Nuestra España institucional y política es una yincana interminable: no encuentra el hueco por donde salir del enredo en el que está peligrosamente sumida desde hace demasiado tiempo. No somos (y no es consuelo) una excepción: el mundo desarrollado, y aquel que aspira a serlo, atraviesa por trances parecidos. Incluso teniendo poca memoria, se nos vienen a la cabeza innumerables ejemplos.
En nuestro mundo, eso sí, continúa marchando la economía y sus principales impulsores: el capital y los jinetes que lo espolean están más sueltos que nunca en la historia. Tan libres de manos van que se van quedando con las atribuciones y competencias propias de los Estados, sus gobiernos e instituciones democráticas: seguridad, protección y salvaguarda de la intimidad; control de pagos y gastos; regulación y normas del comercio mundial; dirección ideológica de las rutas del mundo y crecientes constructores de su “única conciencia”.
Mientras todo esto ocurre, somos incapaces de formar un gobierno y el conflicto catalán se internacionaliza (deja de ser una cuestión interna española). Esta parte de soberanía judicial, que de forma voluntaria entregamos a la UE, viene ahora a corregir un fallo del Tribunal Supremo, que desautorizó la toma de posesión de su escaño de diputados europeos a Junqueras, Puigdemont y otros. El Supremo deberá en pocos días comunicar cómo ha hacerse efectivo el auto.
Un traspié judicial más en este endiablado baile de togas donde el gobierno de Rajoy delegó el conflicto catalán al no querer asumir políticamente su gestión.

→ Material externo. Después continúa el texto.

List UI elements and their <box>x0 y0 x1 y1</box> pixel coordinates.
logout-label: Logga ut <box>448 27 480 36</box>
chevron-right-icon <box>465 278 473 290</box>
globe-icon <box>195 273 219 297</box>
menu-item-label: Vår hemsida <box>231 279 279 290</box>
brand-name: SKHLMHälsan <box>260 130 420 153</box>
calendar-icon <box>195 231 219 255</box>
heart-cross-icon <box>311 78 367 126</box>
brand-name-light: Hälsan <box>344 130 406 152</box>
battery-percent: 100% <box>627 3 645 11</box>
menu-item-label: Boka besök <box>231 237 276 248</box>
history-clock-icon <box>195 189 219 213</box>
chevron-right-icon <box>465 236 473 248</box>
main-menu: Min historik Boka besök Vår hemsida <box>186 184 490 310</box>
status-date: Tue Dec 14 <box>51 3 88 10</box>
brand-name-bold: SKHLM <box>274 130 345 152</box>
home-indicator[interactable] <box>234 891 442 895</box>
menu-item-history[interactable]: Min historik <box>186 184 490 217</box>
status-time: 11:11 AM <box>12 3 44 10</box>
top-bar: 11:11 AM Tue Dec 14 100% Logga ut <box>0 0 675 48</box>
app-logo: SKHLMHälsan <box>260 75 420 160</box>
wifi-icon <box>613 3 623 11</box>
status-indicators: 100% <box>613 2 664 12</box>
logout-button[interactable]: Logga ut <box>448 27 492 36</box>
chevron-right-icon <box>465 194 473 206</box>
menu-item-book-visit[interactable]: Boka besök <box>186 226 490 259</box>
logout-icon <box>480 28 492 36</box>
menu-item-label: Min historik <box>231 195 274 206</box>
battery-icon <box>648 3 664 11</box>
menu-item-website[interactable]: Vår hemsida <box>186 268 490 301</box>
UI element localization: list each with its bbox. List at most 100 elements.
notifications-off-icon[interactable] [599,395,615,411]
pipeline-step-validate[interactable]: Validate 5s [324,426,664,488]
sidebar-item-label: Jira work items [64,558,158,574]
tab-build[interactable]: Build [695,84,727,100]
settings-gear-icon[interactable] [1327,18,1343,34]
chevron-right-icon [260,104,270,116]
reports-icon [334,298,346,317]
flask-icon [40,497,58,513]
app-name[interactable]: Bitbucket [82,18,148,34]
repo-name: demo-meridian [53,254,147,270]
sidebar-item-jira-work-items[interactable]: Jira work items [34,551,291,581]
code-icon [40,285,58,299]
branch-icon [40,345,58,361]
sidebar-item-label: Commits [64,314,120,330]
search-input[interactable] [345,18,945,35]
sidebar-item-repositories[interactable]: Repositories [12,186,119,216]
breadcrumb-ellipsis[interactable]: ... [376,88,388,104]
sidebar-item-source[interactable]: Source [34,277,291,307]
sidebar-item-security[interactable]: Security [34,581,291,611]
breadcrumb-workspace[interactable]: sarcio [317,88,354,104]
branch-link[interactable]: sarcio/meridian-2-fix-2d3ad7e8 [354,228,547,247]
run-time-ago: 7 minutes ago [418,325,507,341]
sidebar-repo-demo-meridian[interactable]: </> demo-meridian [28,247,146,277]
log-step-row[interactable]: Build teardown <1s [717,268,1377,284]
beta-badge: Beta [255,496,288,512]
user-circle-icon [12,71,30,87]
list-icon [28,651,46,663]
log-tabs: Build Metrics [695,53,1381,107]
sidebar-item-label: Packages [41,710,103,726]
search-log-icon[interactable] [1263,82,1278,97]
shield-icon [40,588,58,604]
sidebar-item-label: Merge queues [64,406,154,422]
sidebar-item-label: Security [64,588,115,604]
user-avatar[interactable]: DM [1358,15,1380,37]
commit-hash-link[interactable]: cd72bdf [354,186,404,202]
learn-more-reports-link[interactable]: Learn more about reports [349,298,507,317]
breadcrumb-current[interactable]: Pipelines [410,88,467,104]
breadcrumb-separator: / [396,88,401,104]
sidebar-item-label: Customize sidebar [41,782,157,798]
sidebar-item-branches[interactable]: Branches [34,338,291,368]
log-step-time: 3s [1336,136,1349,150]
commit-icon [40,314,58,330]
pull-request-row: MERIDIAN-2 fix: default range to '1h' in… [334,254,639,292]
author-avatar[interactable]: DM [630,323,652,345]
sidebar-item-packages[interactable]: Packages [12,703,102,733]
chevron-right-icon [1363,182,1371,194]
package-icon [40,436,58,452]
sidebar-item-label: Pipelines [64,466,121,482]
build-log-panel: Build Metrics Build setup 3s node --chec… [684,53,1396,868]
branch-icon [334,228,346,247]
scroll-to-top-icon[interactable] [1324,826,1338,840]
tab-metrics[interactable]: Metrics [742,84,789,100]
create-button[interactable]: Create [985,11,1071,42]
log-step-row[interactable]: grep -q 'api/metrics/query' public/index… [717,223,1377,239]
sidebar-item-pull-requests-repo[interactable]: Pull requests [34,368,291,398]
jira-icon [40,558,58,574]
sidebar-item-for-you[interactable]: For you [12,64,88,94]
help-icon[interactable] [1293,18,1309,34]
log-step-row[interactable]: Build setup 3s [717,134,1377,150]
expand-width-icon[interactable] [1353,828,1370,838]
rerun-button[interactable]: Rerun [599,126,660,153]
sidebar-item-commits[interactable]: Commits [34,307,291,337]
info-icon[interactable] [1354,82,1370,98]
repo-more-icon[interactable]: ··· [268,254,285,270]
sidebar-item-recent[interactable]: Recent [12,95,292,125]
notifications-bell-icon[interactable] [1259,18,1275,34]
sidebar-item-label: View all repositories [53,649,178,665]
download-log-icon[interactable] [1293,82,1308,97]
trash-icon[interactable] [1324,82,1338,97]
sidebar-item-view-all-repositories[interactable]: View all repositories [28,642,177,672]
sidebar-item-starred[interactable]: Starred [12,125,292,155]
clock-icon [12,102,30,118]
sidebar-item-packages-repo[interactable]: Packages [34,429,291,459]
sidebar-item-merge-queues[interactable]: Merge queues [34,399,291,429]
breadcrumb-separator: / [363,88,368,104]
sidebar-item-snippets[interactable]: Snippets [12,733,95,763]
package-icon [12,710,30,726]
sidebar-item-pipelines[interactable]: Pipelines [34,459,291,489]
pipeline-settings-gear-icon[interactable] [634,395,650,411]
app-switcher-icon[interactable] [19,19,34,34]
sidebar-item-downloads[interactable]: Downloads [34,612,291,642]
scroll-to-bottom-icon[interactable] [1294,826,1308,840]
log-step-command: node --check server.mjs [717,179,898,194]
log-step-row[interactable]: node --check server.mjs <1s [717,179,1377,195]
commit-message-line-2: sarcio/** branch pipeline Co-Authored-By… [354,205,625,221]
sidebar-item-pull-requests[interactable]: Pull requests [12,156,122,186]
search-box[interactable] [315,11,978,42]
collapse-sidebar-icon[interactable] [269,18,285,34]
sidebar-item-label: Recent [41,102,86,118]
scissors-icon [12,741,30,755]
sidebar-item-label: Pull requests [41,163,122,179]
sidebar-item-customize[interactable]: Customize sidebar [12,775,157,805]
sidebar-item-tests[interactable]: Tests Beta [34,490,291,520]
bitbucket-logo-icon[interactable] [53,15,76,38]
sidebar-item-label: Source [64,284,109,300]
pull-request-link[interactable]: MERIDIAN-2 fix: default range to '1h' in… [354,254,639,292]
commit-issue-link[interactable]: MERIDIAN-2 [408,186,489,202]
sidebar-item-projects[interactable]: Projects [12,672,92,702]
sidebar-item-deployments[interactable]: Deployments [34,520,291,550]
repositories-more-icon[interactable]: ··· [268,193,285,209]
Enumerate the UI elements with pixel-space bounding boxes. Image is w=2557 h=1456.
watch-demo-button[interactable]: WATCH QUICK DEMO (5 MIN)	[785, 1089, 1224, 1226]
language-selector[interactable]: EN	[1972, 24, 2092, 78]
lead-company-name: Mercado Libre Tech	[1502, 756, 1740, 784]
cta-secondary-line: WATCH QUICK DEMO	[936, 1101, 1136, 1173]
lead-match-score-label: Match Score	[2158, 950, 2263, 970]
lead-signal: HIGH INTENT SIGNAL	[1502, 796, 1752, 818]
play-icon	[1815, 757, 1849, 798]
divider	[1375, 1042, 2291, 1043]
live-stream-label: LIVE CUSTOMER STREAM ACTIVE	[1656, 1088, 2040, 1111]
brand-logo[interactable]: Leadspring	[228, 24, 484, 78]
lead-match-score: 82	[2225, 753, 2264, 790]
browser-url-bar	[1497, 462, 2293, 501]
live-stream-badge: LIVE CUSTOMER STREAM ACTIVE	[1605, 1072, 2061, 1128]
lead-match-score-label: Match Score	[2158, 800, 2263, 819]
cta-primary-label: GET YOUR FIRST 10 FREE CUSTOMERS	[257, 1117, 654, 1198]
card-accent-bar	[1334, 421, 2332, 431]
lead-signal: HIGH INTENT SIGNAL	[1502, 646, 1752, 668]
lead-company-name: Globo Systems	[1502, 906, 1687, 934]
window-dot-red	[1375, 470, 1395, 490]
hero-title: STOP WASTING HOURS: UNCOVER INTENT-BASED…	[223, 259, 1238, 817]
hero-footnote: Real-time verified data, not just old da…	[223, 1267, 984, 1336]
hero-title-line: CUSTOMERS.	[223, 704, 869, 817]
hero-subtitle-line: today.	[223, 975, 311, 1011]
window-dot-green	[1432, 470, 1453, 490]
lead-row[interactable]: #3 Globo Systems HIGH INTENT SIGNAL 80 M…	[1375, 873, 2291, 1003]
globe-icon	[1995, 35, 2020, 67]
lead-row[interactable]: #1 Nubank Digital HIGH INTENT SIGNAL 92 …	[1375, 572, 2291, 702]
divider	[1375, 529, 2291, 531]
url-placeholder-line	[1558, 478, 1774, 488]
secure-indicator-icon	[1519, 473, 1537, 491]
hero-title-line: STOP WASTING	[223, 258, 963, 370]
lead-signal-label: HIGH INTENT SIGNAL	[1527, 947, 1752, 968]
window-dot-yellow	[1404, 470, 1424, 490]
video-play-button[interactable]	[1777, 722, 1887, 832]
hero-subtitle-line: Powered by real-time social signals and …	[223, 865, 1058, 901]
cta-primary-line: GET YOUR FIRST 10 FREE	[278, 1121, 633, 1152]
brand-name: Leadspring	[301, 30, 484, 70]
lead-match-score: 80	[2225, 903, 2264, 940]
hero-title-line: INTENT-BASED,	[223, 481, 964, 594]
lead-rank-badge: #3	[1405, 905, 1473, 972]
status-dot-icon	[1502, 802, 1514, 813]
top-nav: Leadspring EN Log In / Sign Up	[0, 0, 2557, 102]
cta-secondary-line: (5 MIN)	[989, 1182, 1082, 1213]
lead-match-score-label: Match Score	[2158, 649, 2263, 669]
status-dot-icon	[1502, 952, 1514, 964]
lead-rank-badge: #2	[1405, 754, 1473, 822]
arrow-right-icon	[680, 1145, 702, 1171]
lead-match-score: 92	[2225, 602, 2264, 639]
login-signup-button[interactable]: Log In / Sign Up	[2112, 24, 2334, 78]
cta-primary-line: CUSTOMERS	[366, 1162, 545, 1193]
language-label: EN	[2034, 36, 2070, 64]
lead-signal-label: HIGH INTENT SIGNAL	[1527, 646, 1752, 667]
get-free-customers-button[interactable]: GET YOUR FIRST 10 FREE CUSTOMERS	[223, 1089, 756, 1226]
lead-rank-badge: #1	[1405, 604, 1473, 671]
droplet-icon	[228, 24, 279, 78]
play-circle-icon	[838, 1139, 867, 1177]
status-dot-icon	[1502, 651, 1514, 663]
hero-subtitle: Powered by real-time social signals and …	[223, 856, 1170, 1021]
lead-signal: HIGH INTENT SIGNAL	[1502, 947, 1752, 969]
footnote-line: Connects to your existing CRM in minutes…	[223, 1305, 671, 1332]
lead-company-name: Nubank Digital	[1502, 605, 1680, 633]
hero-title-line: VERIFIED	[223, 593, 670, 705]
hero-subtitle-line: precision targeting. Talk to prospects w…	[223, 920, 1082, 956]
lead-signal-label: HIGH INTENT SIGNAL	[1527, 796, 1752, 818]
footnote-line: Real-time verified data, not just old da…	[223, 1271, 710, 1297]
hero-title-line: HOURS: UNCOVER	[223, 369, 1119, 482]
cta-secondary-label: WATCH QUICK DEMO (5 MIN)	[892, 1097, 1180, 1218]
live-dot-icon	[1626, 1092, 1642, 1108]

Un revés que se produce en la recta final (?) de la negociación para la investidura a presidente de Pedro Sánchez y que por la naturaleza del fallo (Junqueras y Puigdemont, eurodiputados con todos sus avíos), los separatistas celebran como una victoria de la justicia europea (democrática) sobre la española (autoritaria).
«El conflicto territorial, lo queramos o no, continuará ardiendo».
Cosa diferente son las consecuencias políticas que va a tener. De momento, frena los posibles acuerdos para la investidura, aunque es muy probable que a la postre sirva para que el diálogo político sobre el envite catalán se acelere acortando tiempos de debate sobre las diferentes materias. No es lo mismo negociar con encarcelados y huidos que con líderes políticos en el Parlamento.
De otra parte, el auto del Tribunal de Justicia Europeo encona la oposición de las derechas. Si antes de conocerse la determinación de Tribunal europeo, la presidenta popular de Madrid denunciaba que Sánchez pondrá al frente del ministerio del Hacienda a un etarra, aterra imaginar qué dirá cuando los socialistas hablen con Junqueras en torno a una mesa dentro de un palacio. No son pocos los que pronostican que esta enésima caída en nuestro interminable Gólgota es la señal que necesitaba Pedro Sánchez para dar su (¿último?) y más arriesgado volantazo.
Todo es posible. Parece que la península ibérica, tan baqueteada en los últimos años, no termina convertida en esa balsa de piedra perdida en el océano con la que fantaseó José Saramago, y buena parte de los países más desarrollados del mundo vienen pedaleando casi sin gobiernos nacionales. Claro que los grandes errores políticos que no tienen consecuencias inmediatas terminan cobrándose el peaje tiempo más tarde. El conflicto territorial, lo queramos o no, continuará ardiendo.